From Glen Pitre's Yellow Fever. |
Well, so mainstream actors like Greg Kinnear and Nicolas Cage are appearing in Christian movies. A gay film, Call Me By Your Name, was made for a mainstream audience.
Is there any audience so neglected by the mass media today that it would gratefully accept the work of a zero budget filmmaker?
The B movie director Edgar Ulmer started out in the '30's making "race films", movies with an all Black cast, and made Ukrainian-language movies for Ukrainian-American audiences. Robert Rodriguez made El Mariachi for $7,500 for the Spanish language home video market. It was shot in 16mm and $7,100 went for filmstock and lab costs, so, theoretically, if it had been shot in digital video, it would have cost only $400.
I have a couple of Spanish-language DVD's, and they're terrible. I can see why Rodriguez was confident he could break into that market. He was still in college when he filmed the movie in Mexico. His plan was to go back to school and, when people asked what he did over the summer, he would tell them he made a foreign film.
But from the late '70's to the 1980's, Hollywood made nothing for Black audiences. There were some low budget attempts by independent producers to fill that void, but they didn't take off. An article in a radical film journal discussed this at the time.

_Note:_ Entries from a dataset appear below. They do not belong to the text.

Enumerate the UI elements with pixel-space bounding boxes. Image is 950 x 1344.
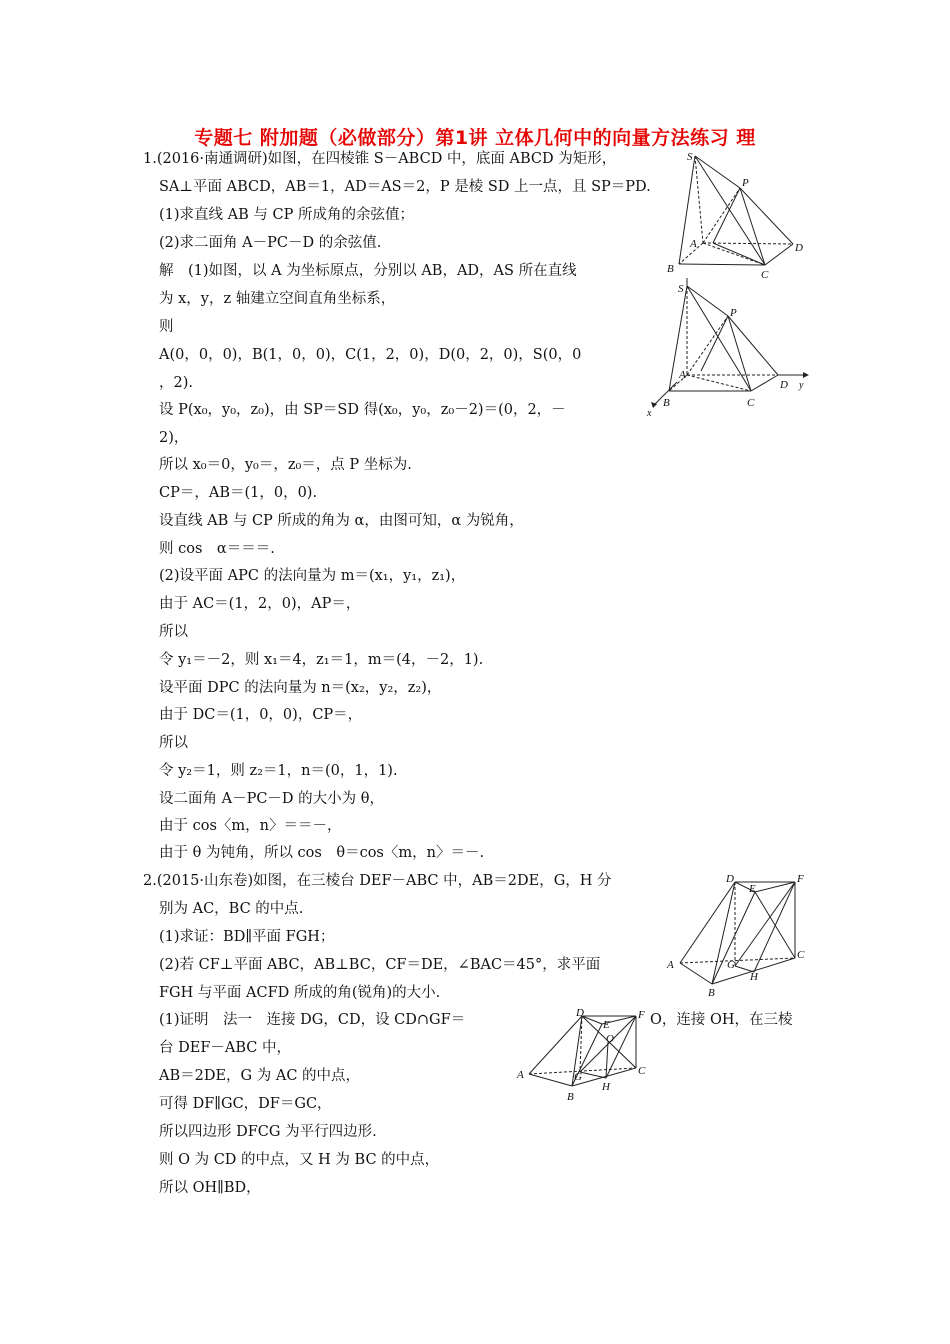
text-line: 所以四边形 DFCG 为平行四边形. xyxy=(159,1124,377,1140)
text-line: 则 xyxy=(159,319,174,335)
text-line: 设直线 AB 与 CP 所成的角为 α，由图可知，α 为锐角， xyxy=(159,513,524,529)
text-line: SA⊥平面 ABCD，AB＝1，AD＝AS＝2，P 是棱 SD 上一点，且 SP＝PD. xyxy=(159,179,651,195)
text-line: 可得 DF∥GC，DF＝GC， xyxy=(159,1096,332,1112)
vertex-label: D xyxy=(795,242,803,254)
text-line: 由于 θ 为钝角，所以 cos θ＝cos〈m，n〉＝－. xyxy=(159,845,485,861)
text-line: 设 P(x₀，y₀，z₀)，由 SP＝SD 得(x₀，y₀，z₀－2)＝(0，2，－ xyxy=(159,402,566,418)
text-line: 1.(2016·南通调研)如图，在四棱锥 S－ABCD 中，底面 ABCD 为矩形， xyxy=(143,151,617,167)
vertex-label: D xyxy=(576,1007,584,1019)
text-line: 为 x，y，z 轴建立空间直角坐标系， xyxy=(159,291,396,307)
vertex-label: F xyxy=(797,873,804,885)
vertex-label: G xyxy=(574,1071,582,1083)
text-line: (2)若 CF⊥平面 ABC，AB⊥BC，CF＝DE，∠BAC＝45°，求平面 xyxy=(159,957,601,973)
text-line: 由于 DC＝(1，0，0)，CP＝， xyxy=(159,707,363,723)
vertex-label: P xyxy=(742,177,749,189)
axis-label: y xyxy=(799,380,804,391)
text-line: (2)设平面 APC 的法向量为 m＝(x₁，y₁，z₁)， xyxy=(159,568,466,584)
text-line: 别为 AC，BC 的中点. xyxy=(159,901,304,917)
vertex-label: E xyxy=(749,883,756,895)
text-line: 台 DEF－ABC 中， xyxy=(159,1040,291,1056)
text-line: 2)， xyxy=(159,430,189,446)
vertex-label: C xyxy=(761,269,769,281)
text-line: 设平面 DPC 的法向量为 n＝(x₂，y₂，z₂)， xyxy=(159,680,442,696)
vertex-label: O xyxy=(606,1033,614,1045)
vertex-label: H xyxy=(602,1081,610,1093)
text-line: 2.(2015·山东卷)如图，在三棱台 DEF－ABC 中，AB＝2DE，G，H 分 xyxy=(143,873,612,889)
text-line: ，2). xyxy=(159,375,193,391)
vertex-label: C xyxy=(797,949,805,961)
vertex-label: B xyxy=(567,1091,574,1103)
text-line: FGH 与平面 ACFD 所成的角(锐角)的大小. xyxy=(159,985,441,1001)
vertex-label: D xyxy=(726,873,734,885)
text-line: 则 O 为 CD 的中点，又 H 为 BC 的中点， xyxy=(159,1152,440,1168)
vertex-label: S xyxy=(687,151,693,163)
vertex-label: A xyxy=(690,238,697,250)
vertex-label: C xyxy=(638,1065,646,1077)
text-line: CP＝，AB＝(1，0，0). xyxy=(159,485,318,501)
text-line: 令 y₁＝－2，则 x₁＝4，z₁＝1，m＝(4，－2，1). xyxy=(159,652,484,668)
text-line: (1)求直线 AB 与 CP 所成角的余弦值； xyxy=(159,207,414,223)
vertex-label: E xyxy=(603,1019,610,1031)
text-line: (1)证明 法一 连接 DG，CD，设 CD∩GF＝ xyxy=(159,1012,466,1028)
text-line: (1)求证：BD∥平面 FGH； xyxy=(159,929,335,945)
text-line: 所以 xyxy=(159,624,188,640)
vertex-label: B xyxy=(708,987,715,999)
text-line: (2)求二面角 A－PC－D 的余弦值. xyxy=(159,235,382,251)
page-title: 专题七 附加题（必做部分）第1讲 立体几何中的向量方法练习 理 xyxy=(194,127,756,149)
text-line: 由于 AC＝(1，2，0)，AP＝， xyxy=(159,596,361,612)
text-line: A(0，0，0)，B(1，0，0)，C(1，2，0)，D(0，2，0)，S(0，0 xyxy=(159,347,582,363)
text-line: 解 (1)如图，以 A 为坐标原点，分别以 AB，AD，AS 所在直线 xyxy=(159,263,577,279)
coordinate-pyramid-figure xyxy=(643,278,813,418)
vertex-label: B xyxy=(667,263,674,275)
vertex-label: A xyxy=(679,369,686,381)
text-line: 所以 OH∥BD， xyxy=(159,1180,261,1196)
text-line: 所以 xyxy=(159,735,188,751)
text-line: 令 y₂＝1，则 z₂＝1，n＝(0，1，1). xyxy=(159,763,398,779)
vertex-label: P xyxy=(730,307,737,319)
text-line: 设二面角 A－PC－D 的大小为 θ， xyxy=(159,791,385,807)
pyramid-figure xyxy=(665,148,810,283)
vertex-label: A xyxy=(667,959,674,971)
axis-label: x xyxy=(647,408,652,418)
vertex-label: F xyxy=(638,1009,645,1021)
vertex-label: D xyxy=(780,379,788,391)
vertex-label: B xyxy=(663,397,670,409)
text-line: 则 cos α＝＝＝. xyxy=(159,541,275,557)
text-line: AB＝2DE，G 为 AC 的中点， xyxy=(159,1068,361,1084)
frustum-figure xyxy=(662,870,812,1000)
text-line: O，连接 OH，在三棱 xyxy=(650,1012,793,1028)
vertex-label: C xyxy=(747,397,755,409)
frustum-o-figure xyxy=(514,1006,654,1108)
text-line: 所以 x₀＝0，y₀＝，z₀＝，点 P 坐标为. xyxy=(159,457,412,473)
vertex-label: G xyxy=(727,959,735,971)
vertex-label: A xyxy=(517,1069,524,1081)
text-line: 由于 cos〈m，n〉＝＝－， xyxy=(159,818,342,834)
vertex-label: H xyxy=(750,971,758,983)
vertex-label: S xyxy=(678,283,684,295)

Filmmakers were trying to adapt Third World Cinema for a visually sophisticated Black American audience used to Hollywood movies.
In the 1950's, there were reportedly 16mm color silent films being shown in San Francisco's Chinatown.
Glen Pitre made a number of Cajun language films in Louisiana.
There used to be a question in Trivial Pursuit or somewhere. There are more Polish-language newspapers in the US than Chinese-language newspapers. Do Polish-speaking Americans need their own movies? Hollywood movies are presumably shown in Poland---are Polish-dubbed Hollywood movies available in the United States? If not, are Polish immigrants so hard up for entertainment that they'd sit through a zero-budget movie just because it was in Polish?
It's not like there's any shortage of movies in the world.
There seems to be a growing number of people who believe the Earth is flat---at least they're making it into the news. What about a nice drama or science fiction movie aimed at them? Would they care?
What about the Amish?
Paul Schrader grew up as a Calvinist. He was seventeen before he snuck away to see his first movie. I think he said it was The Absent-Minded Professor with Fred MacMurray. He was terribly unimpressed. So just because you've never seen a movie, it doesn't mean you're an idiot.